Sequestro di un bene immobile. Repertorio
Sequestro di un bene immobile. Repertorio

Il primo reato quando l’uomo era ancora minorenne. Poi furti, ricettazione, truffa e usura: 17 le condanne a suo carico

PERUGIA – Una sorta di Arsenio Lupin. Con meno poesia, più condanne alle spalle e adesso tanti soldi di meno. Adesso: perché 44 anni di carriera nel mondo del crimine, oltre alla bellezza di 17 condanne, gli avevano fruttato guadagni per oltre 500mila euro. Soldi che ora lo Stato reclama. E che infatti, in forma di beni mobili e immobili, intestati a suo nome e a quello di alcuni componenti del suo nucleo familiare, polizia e fiamme gialle hanno confiscato giovedì: due unità immobiliari, una a Perugia l’altra a Bastia Umbra, tre veicoli e un motociclo.

Nei confronti dell’uomo, sessantenne, sono stati inoltre disposti l’obbligo di soggiorno nel comune di residenza per 5 anni, quello di presentazione all’autorità di pubblica sicurezza due volte al giorno e la permanenza in casa dalle 20 di sera alle 7 del mattino. Per gli inquirenti, l’uomo ha vissuto abitualmente, in tutto o in parte, con i proventi dei delitti di cui si è reso protagonista. Salvo rari casi, non avrebbe mai lavorato né percepito redditi leciti. Al contrario, sarebbero stati proprio i furti, la ricettazione, l’appropriazione indebita, le truffe, l’usura e le minacce a garantirgli sostentamento e ricchezza: un ingente patrimonio immobiliare che adesso viene “congelato”.

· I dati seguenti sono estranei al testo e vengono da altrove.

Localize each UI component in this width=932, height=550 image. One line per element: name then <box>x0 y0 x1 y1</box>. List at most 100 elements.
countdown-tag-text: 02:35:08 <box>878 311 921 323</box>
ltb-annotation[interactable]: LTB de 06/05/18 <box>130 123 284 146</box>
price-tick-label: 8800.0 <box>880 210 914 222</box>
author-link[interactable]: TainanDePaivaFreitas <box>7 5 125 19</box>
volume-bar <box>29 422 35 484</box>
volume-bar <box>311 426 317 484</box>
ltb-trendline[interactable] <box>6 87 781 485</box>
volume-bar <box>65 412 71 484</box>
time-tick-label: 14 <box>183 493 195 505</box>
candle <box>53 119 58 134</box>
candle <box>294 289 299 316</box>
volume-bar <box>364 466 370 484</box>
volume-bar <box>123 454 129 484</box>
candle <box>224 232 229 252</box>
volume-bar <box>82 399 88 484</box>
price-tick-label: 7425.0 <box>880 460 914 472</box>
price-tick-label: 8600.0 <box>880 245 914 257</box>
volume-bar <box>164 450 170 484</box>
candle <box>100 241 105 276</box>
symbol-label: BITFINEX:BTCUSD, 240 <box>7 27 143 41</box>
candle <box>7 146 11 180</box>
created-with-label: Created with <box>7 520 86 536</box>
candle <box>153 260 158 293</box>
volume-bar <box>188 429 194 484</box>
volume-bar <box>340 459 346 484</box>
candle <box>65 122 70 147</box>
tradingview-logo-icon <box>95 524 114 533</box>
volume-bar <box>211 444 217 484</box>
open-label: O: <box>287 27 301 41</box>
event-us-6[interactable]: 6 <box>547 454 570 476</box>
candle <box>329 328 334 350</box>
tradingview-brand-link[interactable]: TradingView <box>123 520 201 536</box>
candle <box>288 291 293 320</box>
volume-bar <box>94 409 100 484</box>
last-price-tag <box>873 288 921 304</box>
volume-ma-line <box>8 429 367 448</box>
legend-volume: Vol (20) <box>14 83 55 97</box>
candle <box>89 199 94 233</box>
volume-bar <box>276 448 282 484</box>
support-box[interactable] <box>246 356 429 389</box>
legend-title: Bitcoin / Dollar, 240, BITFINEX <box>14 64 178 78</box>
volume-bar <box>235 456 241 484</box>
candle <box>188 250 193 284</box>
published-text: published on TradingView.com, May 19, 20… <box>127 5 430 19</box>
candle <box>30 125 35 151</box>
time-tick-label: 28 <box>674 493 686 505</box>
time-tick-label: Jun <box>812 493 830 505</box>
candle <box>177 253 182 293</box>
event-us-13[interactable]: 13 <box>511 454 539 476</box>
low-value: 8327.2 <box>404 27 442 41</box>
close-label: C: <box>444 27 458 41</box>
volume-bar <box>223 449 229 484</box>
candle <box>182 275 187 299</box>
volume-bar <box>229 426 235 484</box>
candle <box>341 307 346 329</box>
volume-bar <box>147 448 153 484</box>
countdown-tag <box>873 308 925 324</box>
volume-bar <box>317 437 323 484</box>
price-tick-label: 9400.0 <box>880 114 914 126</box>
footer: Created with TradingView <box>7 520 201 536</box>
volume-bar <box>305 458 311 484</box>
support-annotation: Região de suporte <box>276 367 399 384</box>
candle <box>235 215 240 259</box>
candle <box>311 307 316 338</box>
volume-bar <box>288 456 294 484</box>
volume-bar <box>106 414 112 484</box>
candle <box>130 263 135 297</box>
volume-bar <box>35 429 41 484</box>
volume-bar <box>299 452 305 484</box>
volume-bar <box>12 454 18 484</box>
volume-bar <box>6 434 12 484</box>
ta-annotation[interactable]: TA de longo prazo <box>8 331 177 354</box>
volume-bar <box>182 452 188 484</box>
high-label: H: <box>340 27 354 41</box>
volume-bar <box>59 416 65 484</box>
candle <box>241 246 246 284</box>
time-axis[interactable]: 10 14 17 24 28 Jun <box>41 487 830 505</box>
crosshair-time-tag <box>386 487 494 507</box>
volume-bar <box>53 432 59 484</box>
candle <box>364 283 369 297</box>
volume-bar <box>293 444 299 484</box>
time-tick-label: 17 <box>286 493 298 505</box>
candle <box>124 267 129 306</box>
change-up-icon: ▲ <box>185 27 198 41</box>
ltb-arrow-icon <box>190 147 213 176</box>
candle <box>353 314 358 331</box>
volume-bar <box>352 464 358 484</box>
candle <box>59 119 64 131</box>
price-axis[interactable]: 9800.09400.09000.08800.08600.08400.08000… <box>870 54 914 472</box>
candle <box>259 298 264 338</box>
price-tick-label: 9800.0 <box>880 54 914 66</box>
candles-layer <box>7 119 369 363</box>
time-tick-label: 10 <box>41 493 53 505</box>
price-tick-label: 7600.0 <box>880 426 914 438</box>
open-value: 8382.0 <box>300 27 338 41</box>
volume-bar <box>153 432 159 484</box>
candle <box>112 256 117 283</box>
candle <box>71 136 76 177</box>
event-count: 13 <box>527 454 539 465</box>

La prima condanna nel 1968. L’ultima nel 2005, quando è stato ritenuto colpevole di usura e minaccia continuate: sentenza confermata in appello e diventata definitiva nel 2009. Dopo due anni di affidamento in prova, riacquistata la libertà l’uomo non solo non avrebbe fatto ammenda, ma avrebbe persino incrementato i suoi affari, allacciando rapporti con la criminalità organizzata straniera locale dedita allo spaccio di sostanze stupefacenti. A eseguire il provvedimento emesso dalla sezione Misure di prevenzione del tribunale di Perugia, su proposta avanzata dal questore sono stati la divisione anticrimine della questura di Perugia, agenti del commissariato di Assisi e personale del Gico, della Guardia di Finanza di Perugia. L’uomo risulta tutt’oggi indagato e imputato per altri reati ancora in corso di definizione.